I think what's different about data virtualization is the time to solution and agility as well as the more effective use of resources, and there are multiple examples of those things in the book. The iPhone 4S just came out and you can imagine how long [our customer] Qualcomm has been working on those chips. They have had data virtualization implemented in their IT organization for two years, completed 24 projects, they saved $2.2 million on the first five projects. Today, business comes to IT with a request, they pop back a business view to them right away and now IT waits on the business as opposed to the other way around. That is a different, dynamic to do business. There are resource savings in that you don't have to stand up as much hardware and you have a more streamlined iterative process. The iterative process is what you need to move quickly where decisions need to be made quickly, and in onetime decisions like we often see in R&D.

Are you selling data virtualization as a one size fits all thing or is it just another tool in the box?
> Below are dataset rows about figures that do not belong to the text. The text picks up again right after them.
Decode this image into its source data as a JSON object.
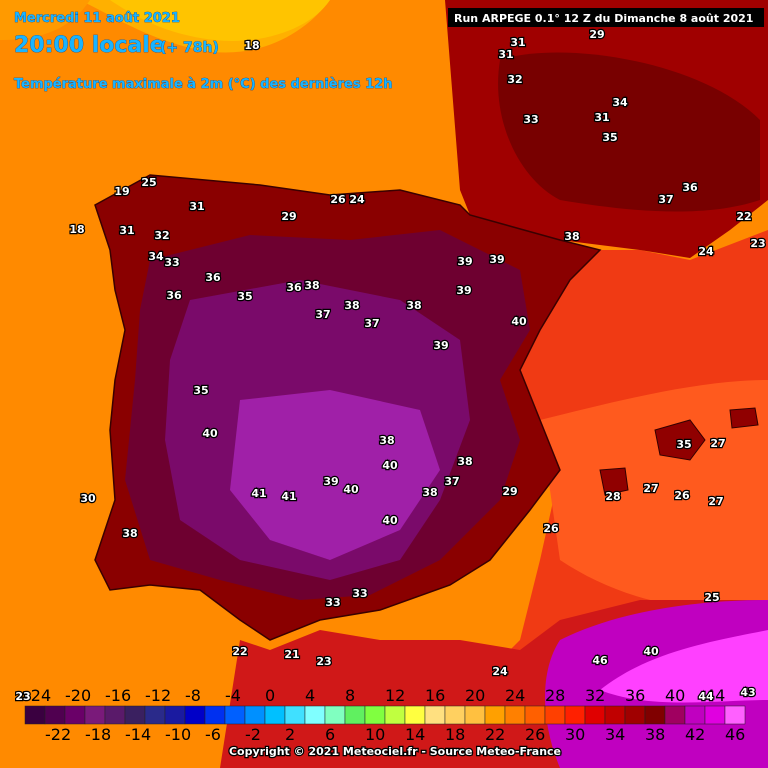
{
  "header": {
    "date": "Mercredi 11 août 2021",
    "time": "20:00 locale",
    "lead": "(+ 78h)",
    "title": "Température maximale à 2m (°C) des dernières 12h",
    "run": "Run ARPEGE 0.1° 12 Z du Dimanche 8 août 2021"
  },
  "colorbar": {
    "ticks_top": [
      -24,
      -20,
      -16,
      -12,
      -8,
      -4,
      0,
      4,
      8,
      12,
      16,
      20,
      24,
      28,
      32,
      36,
      40,
      44
    ],
    "ticks_bottom": [
      -22,
      -18,
      -14,
      -10,
      -6,
      -2,
      2,
      6,
      10,
      14,
      18,
      22,
      26,
      30,
      34,
      38,
      42,
      46
    ],
    "min": -24,
    "step": 2,
    "colors": [
      "#3a0040",
      "#500050",
      "#6a0068",
      "#7a1a7a",
      "#5a1a6a",
      "#3a2060",
      "#2a2a8a",
      "#1a1aa0",
      "#0000c8",
      "#0030f0",
      "#0060ff",
      "#0090ff",
      "#00c0ff",
      "#40e0ff",
      "#80ffff",
      "#80ffc0",
      "#60f060",
      "#80ff40",
      "#c0ff40",
      "#ffff40",
      "#ffe080",
      "#ffd060",
      "#ffc040",
      "#ffa000",
      "#ff8000",
      "#ff6000",
      "#ff4000",
      "#ff2000",
      "#e00000",
      "#c00000",
      "#a00000",
      "#800000",
      "#a00060",
      "#c000c0",
      "#e000e0",
      "#ff60ff"
    ]
  },
  "map_labels": [
    18,
    19,
    25,
    18,
    31,
    32,
    34,
    31,
    29,
    26,
    24,
    33,
    36,
    36,
    35,
    36,
    38,
    37,
    38,
    37,
    39,
    40,
    39,
    38,
    39,
    40,
    38,
    40,
    41,
    41,
    39,
    40,
    40,
    38,
    37,
    38,
    30,
    38,
    35,
    33,
    33,
    22,
    21,
    23,
    31,
    29,
    31,
    32,
    33,
    35,
    34,
    31,
    37,
    36,
    38,
    39,
    22,
    23,
    24,
    27,
    28,
    27,
    26,
    25,
    43,
    46,
    40,
    44,
    27,
    35,
    24,
    26,
    29,
    23
  ],
  "copyright": "Copyright © 2021 Meteociel.fr - Source Meteo-France"
}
From an IT point of view or an integration competency view it should be viewed as another tool in the box. As each business problem comes along you go at it with the full toolbox. I think our customers often take a hybrid approach, they are using some consolidation, some replication, some virtualization. Or maybe they are virtualizing previously consolidated content or they're extending consolidated content with external content or they're in M&A and want to virtualize the entire organization and the whole research pipeline. So it's sort of, 'why would you not want this tool in the box?'

Yet when it comes up in a meeting, executives will say, 'didn't we already do this?'

Let's compare virtualization to a data warehouse consolidation. The great thing about a data warehouse was one place to go and a business view of the data. That was the fundamental business proposition, and who wouldn't want that? Unfortunately, one place to go has been proliferated into multiple silos because of big data and analytic appliances and we never did get quite everything into the warehouse and the business view is not just a dimensional model or fact table.
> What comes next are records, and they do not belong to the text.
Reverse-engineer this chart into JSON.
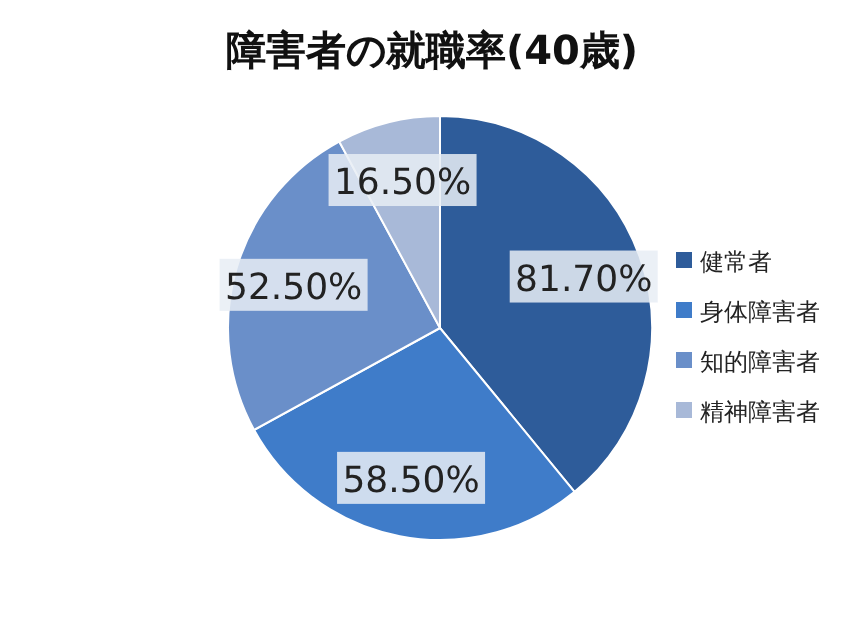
{
  "chart_data": {
    "type": "pie",
    "title": "障害者の就職率(40歳)",
    "categories": [
      "健常者",
      "身体障害者",
      "知的障害者",
      "精神障害者"
    ],
    "values": [
      81.7,
      58.5,
      52.5,
      16.5
    ],
    "value_labels": [
      "81.70%",
      "58.50%",
      "52.50%",
      "16.50%"
    ],
    "colors": [
      "#2e5c9a",
      "#3f7cc9",
      "#6a8fc9",
      "#a8b9d8"
    ],
    "legend": "right"
  }
}
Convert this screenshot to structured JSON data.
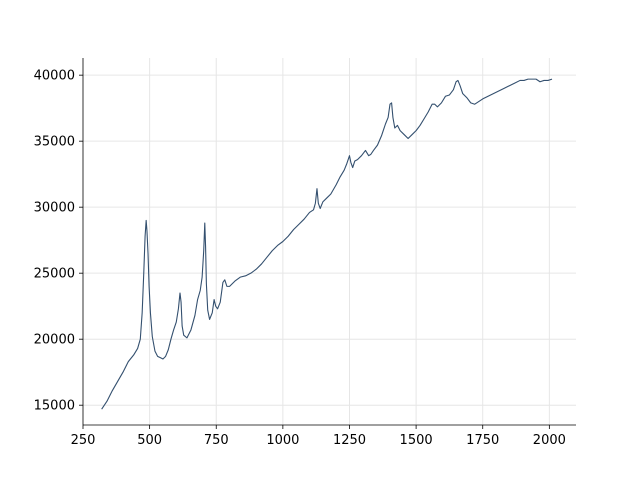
{
  "chart_data": {
    "type": "line",
    "title": "",
    "xlabel": "",
    "ylabel": "",
    "xlim": [
      250,
      2100
    ],
    "ylim": [
      13500,
      41300
    ],
    "x_ticks": [
      250,
      500,
      750,
      1000,
      1250,
      1500,
      1750,
      2000
    ],
    "y_ticks": [
      15000,
      20000,
      25000,
      30000,
      35000,
      40000
    ],
    "grid": true,
    "legend": "none",
    "line_color": "#34506f",
    "series": [
      {
        "x": [
          320,
          340,
          360,
          380,
          400,
          420,
          440,
          455,
          465,
          472,
          478,
          483,
          487,
          490,
          494,
          498,
          503,
          510,
          520,
          530,
          540,
          550,
          560,
          570,
          580,
          590,
          600,
          608,
          614,
          618,
          622,
          628,
          640,
          655,
          670,
          680,
          690,
          697,
          703,
          707,
          710,
          713,
          718,
          725,
          735,
          742,
          748,
          755,
          765,
          775,
          782,
          790,
          800,
          820,
          840,
          860,
          880,
          900,
          920,
          940,
          960,
          980,
          1000,
          1020,
          1040,
          1060,
          1080,
          1100,
          1115,
          1122,
          1128,
          1133,
          1140,
          1150,
          1165,
          1180,
          1200,
          1215,
          1230,
          1240,
          1250,
          1255,
          1262,
          1270,
          1280,
          1295,
          1310,
          1322,
          1330,
          1340,
          1355,
          1370,
          1385,
          1395,
          1402,
          1408,
          1413,
          1420,
          1430,
          1440,
          1455,
          1470,
          1485,
          1500,
          1515,
          1530,
          1545,
          1560,
          1570,
          1580,
          1595,
          1610,
          1625,
          1640,
          1650,
          1657,
          1665,
          1675,
          1690,
          1705,
          1720,
          1735,
          1750,
          1770,
          1790,
          1810,
          1830,
          1850,
          1870,
          1890,
          1905,
          1920,
          1935,
          1950,
          1965,
          1980,
          1995,
          2010
        ],
        "y": [
          14700,
          15300,
          16100,
          16800,
          17500,
          18300,
          18800,
          19300,
          20000,
          22000,
          25000,
          27800,
          29000,
          28200,
          26500,
          24000,
          22000,
          20200,
          19100,
          18700,
          18600,
          18500,
          18700,
          19200,
          20000,
          20700,
          21300,
          22300,
          23500,
          22800,
          21000,
          20300,
          20100,
          20700,
          21800,
          23000,
          23700,
          24700,
          26700,
          28800,
          27000,
          24200,
          22200,
          21500,
          22000,
          23000,
          22500,
          22300,
          22800,
          24300,
          24500,
          24000,
          24000,
          24400,
          24700,
          24800,
          25000,
          25300,
          25700,
          26200,
          26700,
          27100,
          27400,
          27800,
          28300,
          28700,
          29100,
          29600,
          29800,
          30300,
          31400,
          30300,
          29900,
          30400,
          30700,
          31000,
          31700,
          32300,
          32800,
          33300,
          33900,
          33400,
          33000,
          33500,
          33600,
          33900,
          34300,
          33900,
          34000,
          34300,
          34700,
          35400,
          36300,
          36800,
          37800,
          37900,
          36800,
          36000,
          36200,
          35800,
          35500,
          35200,
          35500,
          35800,
          36200,
          36700,
          37200,
          37800,
          37800,
          37600,
          37900,
          38400,
          38500,
          38900,
          39500,
          39600,
          39200,
          38600,
          38300,
          37900,
          37800,
          38000,
          38200,
          38400,
          38600,
          38800,
          39000,
          39200,
          39400,
          39600,
          39600,
          39700,
          39700,
          39700,
          39500,
          39600,
          39600,
          39700
        ]
      }
    ]
  }
}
There is a widening out of information business needs. We've tried to simplify the complexity by saying it can be one place to go except it can be a virtual place and we'll figure out whether we go get the data from the warehouse of whether it's from an outside source etc. Then that unified business view turns into building business views, canonical models. One of our customers, an oil company [I write about] in the book has over 600 canonical models built into 30 domains. They've created standards for wellheads and what a pipe is and certain key business entities that get used in multiple reports in multiple uses. That standardized layer is what the business application, the BI application can see.

The big data theme here at the conference implies that we have to go everywhere and cook the ocean to figure things out. Federation implies that too, that we can go anywhere but can we determine if it's worth our time?
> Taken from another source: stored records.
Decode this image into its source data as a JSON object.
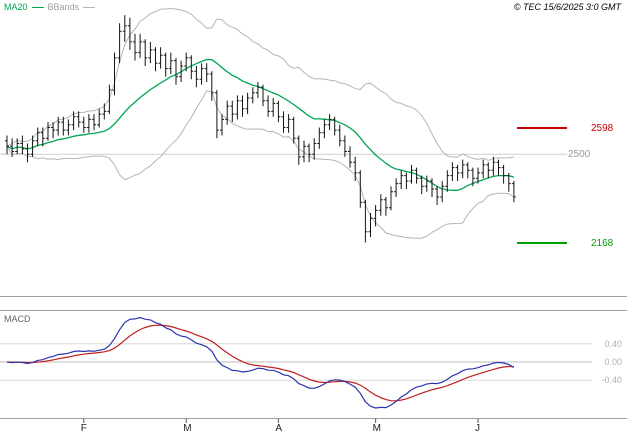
{
  "header": {
    "legend_ma20": "MA20",
    "legend_bbands": "BBands",
    "copyright": "© TEC 15/6/2025 3:0 GMT"
  },
  "price_panel": {
    "labels": [
      {
        "label": "2598",
        "value": 25.98,
        "color": "#cc0000"
      },
      {
        "label": "2500",
        "value": 25.0,
        "color": "#9a9a9a"
      },
      {
        "label": "2168",
        "value": 21.68,
        "color": "#009900"
      }
    ]
  },
  "macd_panel": {
    "title": "MACD",
    "labels": [
      {
        "label": "0.40",
        "value": 0.4
      },
      {
        "label": "0.00",
        "value": 0
      },
      {
        "label": "-0.40",
        "value": -0.4
      }
    ]
  },
  "x_axis": {
    "labels": [
      {
        "label": "F",
        "index": 15
      },
      {
        "label": "M",
        "index": 35
      },
      {
        "label": "A",
        "index": 53
      },
      {
        "label": "M",
        "index": 72
      },
      {
        "label": "J",
        "index": 92
      }
    ]
  },
  "chart_data": [
    {
      "type": "candlestick",
      "panel": "price",
      "title": "",
      "x_months": [
        "F",
        "M",
        "A",
        "M",
        "J"
      ],
      "ylim": [
        19.9,
        30.4
      ],
      "gridlines": [
        25.0
      ],
      "ref_lines": {
        "upper": {
          "value": 25.98,
          "color": "#cc0000"
        },
        "lower": {
          "value": 21.68,
          "color": "#00a000"
        }
      },
      "overlays": [
        {
          "name": "MA20",
          "type": "sma",
          "period": 20,
          "color": "#00a651"
        },
        {
          "name": "BBands",
          "type": "bollinger",
          "period": 20,
          "stdev_mult": 2,
          "color": "#b5b5b5"
        }
      ],
      "ohlc": [
        [
          25.5,
          25.7,
          25.0,
          25.3
        ],
        [
          25.3,
          25.6,
          24.9,
          25.1
        ],
        [
          25.1,
          25.6,
          25.0,
          25.4
        ],
        [
          25.4,
          25.7,
          25.0,
          25.2
        ],
        [
          25.2,
          25.4,
          24.7,
          25.0
        ],
        [
          25.0,
          25.7,
          24.9,
          25.5
        ],
        [
          25.5,
          26.0,
          25.3,
          25.8
        ],
        [
          25.8,
          26.0,
          25.3,
          25.6
        ],
        [
          25.6,
          26.2,
          25.5,
          26.0
        ],
        [
          26.0,
          26.2,
          25.6,
          25.9
        ],
        [
          25.9,
          26.4,
          25.7,
          26.2
        ],
        [
          26.2,
          26.4,
          25.7,
          25.9
        ],
        [
          25.9,
          26.3,
          25.7,
          26.1
        ],
        [
          26.1,
          26.6,
          25.9,
          26.4
        ],
        [
          26.4,
          26.6,
          26.0,
          26.2
        ],
        [
          26.2,
          26.4,
          25.8,
          26.0
        ],
        [
          26.0,
          26.5,
          25.8,
          26.3
        ],
        [
          26.3,
          26.5,
          25.9,
          26.1
        ],
        [
          26.1,
          26.7,
          26.0,
          26.5
        ],
        [
          26.5,
          26.9,
          26.3,
          26.6
        ],
        [
          26.6,
          27.6,
          26.5,
          27.4
        ],
        [
          27.4,
          28.8,
          27.2,
          28.6
        ],
        [
          28.6,
          29.9,
          28.4,
          29.6
        ],
        [
          29.6,
          30.2,
          29.2,
          29.8
        ],
        [
          29.8,
          30.1,
          28.9,
          29.2
        ],
        [
          29.2,
          29.5,
          28.5,
          28.8
        ],
        [
          28.8,
          29.5,
          28.6,
          29.2
        ],
        [
          29.2,
          29.3,
          28.3,
          28.6
        ],
        [
          28.6,
          29.2,
          28.4,
          28.9
        ],
        [
          28.9,
          29.0,
          28.1,
          28.4
        ],
        [
          28.4,
          29.0,
          28.2,
          28.7
        ],
        [
          28.7,
          28.8,
          27.9,
          28.2
        ],
        [
          28.2,
          28.8,
          28.0,
          28.5
        ],
        [
          28.5,
          28.6,
          27.6,
          27.9
        ],
        [
          27.9,
          28.5,
          27.7,
          28.3
        ],
        [
          28.3,
          28.8,
          28.1,
          28.6
        ],
        [
          28.6,
          28.7,
          27.8,
          28.1
        ],
        [
          28.1,
          28.3,
          27.5,
          27.8
        ],
        [
          27.8,
          28.4,
          27.6,
          28.2
        ],
        [
          28.2,
          28.4,
          27.7,
          28.0
        ],
        [
          28.0,
          28.1,
          27.0,
          27.3
        ],
        [
          27.3,
          27.4,
          25.6,
          25.9
        ],
        [
          25.9,
          26.5,
          25.7,
          26.3
        ],
        [
          26.3,
          27.0,
          26.1,
          26.8
        ],
        [
          26.8,
          27.0,
          26.2,
          26.5
        ],
        [
          26.5,
          27.2,
          26.3,
          27.0
        ],
        [
          27.0,
          27.2,
          26.4,
          26.7
        ],
        [
          26.7,
          27.3,
          26.5,
          27.1
        ],
        [
          27.1,
          27.5,
          26.9,
          27.3
        ],
        [
          27.3,
          27.7,
          27.1,
          27.5
        ],
        [
          27.5,
          27.6,
          26.8,
          27.0
        ],
        [
          27.0,
          27.2,
          26.4,
          26.6
        ],
        [
          26.6,
          27.1,
          26.4,
          26.9
        ],
        [
          26.9,
          27.0,
          26.2,
          26.4
        ],
        [
          26.4,
          26.6,
          25.8,
          26.0
        ],
        [
          26.0,
          26.5,
          25.8,
          26.3
        ],
        [
          26.3,
          26.4,
          25.4,
          25.6
        ],
        [
          25.6,
          25.7,
          24.6,
          24.9
        ],
        [
          24.9,
          25.5,
          24.7,
          25.3
        ],
        [
          25.3,
          25.4,
          24.7,
          25.0
        ],
        [
          25.0,
          25.6,
          24.8,
          25.4
        ],
        [
          25.4,
          26.0,
          25.2,
          25.8
        ],
        [
          25.8,
          26.3,
          25.6,
          26.1
        ],
        [
          26.1,
          26.5,
          25.9,
          26.3
        ],
        [
          26.3,
          26.4,
          25.7,
          25.9
        ],
        [
          25.9,
          26.1,
          25.3,
          25.5
        ],
        [
          25.5,
          25.7,
          24.9,
          25.1
        ],
        [
          25.1,
          25.3,
          24.5,
          24.7
        ],
        [
          24.7,
          24.9,
          24.0,
          24.3
        ],
        [
          24.3,
          24.4,
          23.0,
          23.2
        ],
        [
          23.2,
          23.3,
          21.7,
          22.1
        ],
        [
          22.1,
          22.8,
          21.9,
          22.6
        ],
        [
          22.6,
          23.1,
          22.3,
          22.9
        ],
        [
          22.9,
          23.5,
          22.7,
          23.3
        ],
        [
          23.3,
          23.4,
          22.7,
          23.0
        ],
        [
          23.0,
          23.8,
          22.9,
          23.6
        ],
        [
          23.6,
          24.1,
          23.4,
          23.9
        ],
        [
          23.9,
          24.4,
          23.7,
          24.2
        ],
        [
          24.2,
          24.3,
          23.7,
          24.0
        ],
        [
          24.0,
          24.6,
          23.9,
          24.4
        ],
        [
          24.4,
          24.5,
          23.9,
          24.1
        ],
        [
          24.1,
          24.2,
          23.5,
          23.8
        ],
        [
          23.8,
          24.2,
          23.6,
          24.0
        ],
        [
          24.0,
          24.1,
          23.4,
          23.7
        ],
        [
          23.7,
          23.8,
          23.1,
          23.4
        ],
        [
          23.4,
          24.0,
          23.2,
          23.8
        ],
        [
          23.8,
          24.4,
          23.6,
          24.2
        ],
        [
          24.2,
          24.7,
          24.0,
          24.5
        ],
        [
          24.5,
          24.6,
          24.0,
          24.3
        ],
        [
          24.3,
          24.8,
          24.1,
          24.6
        ],
        [
          24.6,
          24.7,
          24.1,
          24.4
        ],
        [
          24.4,
          24.5,
          23.8,
          24.1
        ],
        [
          24.1,
          24.5,
          23.9,
          24.3
        ],
        [
          24.3,
          24.8,
          24.1,
          24.6
        ],
        [
          24.6,
          24.7,
          24.1,
          24.4
        ],
        [
          24.4,
          24.9,
          24.2,
          24.7
        ],
        [
          24.7,
          24.8,
          24.2,
          24.5
        ],
        [
          24.5,
          24.6,
          23.9,
          24.2
        ],
        [
          24.2,
          24.3,
          23.6,
          23.9
        ],
        [
          23.9,
          24.0,
          23.2,
          23.4
        ]
      ]
    },
    {
      "type": "line",
      "panel": "indicator",
      "name": "MACD",
      "derived_from": "price close",
      "params": {
        "fast": 12,
        "slow": 26,
        "signal": 9
      },
      "gridlines": [
        0.4,
        0.0,
        -0.4
      ],
      "colors": {
        "macd_line": "#2b35af",
        "signal_line": "#c02020"
      }
    }
  ]
}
Making it real is important. Certainly big data silos with a tightly bound analytic engine are awesome for a certain use case, for unique things and understanding trends etc. But they tend to be isolated. They are purpose built. The kind of business case we run into, for example at Putnam Investments, they market their mutual funds through advisors to end buyers. They do a "Wall Street Journal" ad and want to know the impact of that campaign.

Sure, there is some clickstream data they are analyzing in a Hadoop store, but what was the investment advisor behavior they pick up in Salesforce.com? What if they combine that with an email campaign in Unica? They have some other information in older systems they haven't entirely migrated off of. They want the 360 view of the advisor, and also the impact of the marketing campaign and whether the ad was successful. It takes a whole set of joins to answer that question. The click stream on their website is just one part, the important thing is whether the ad was successful.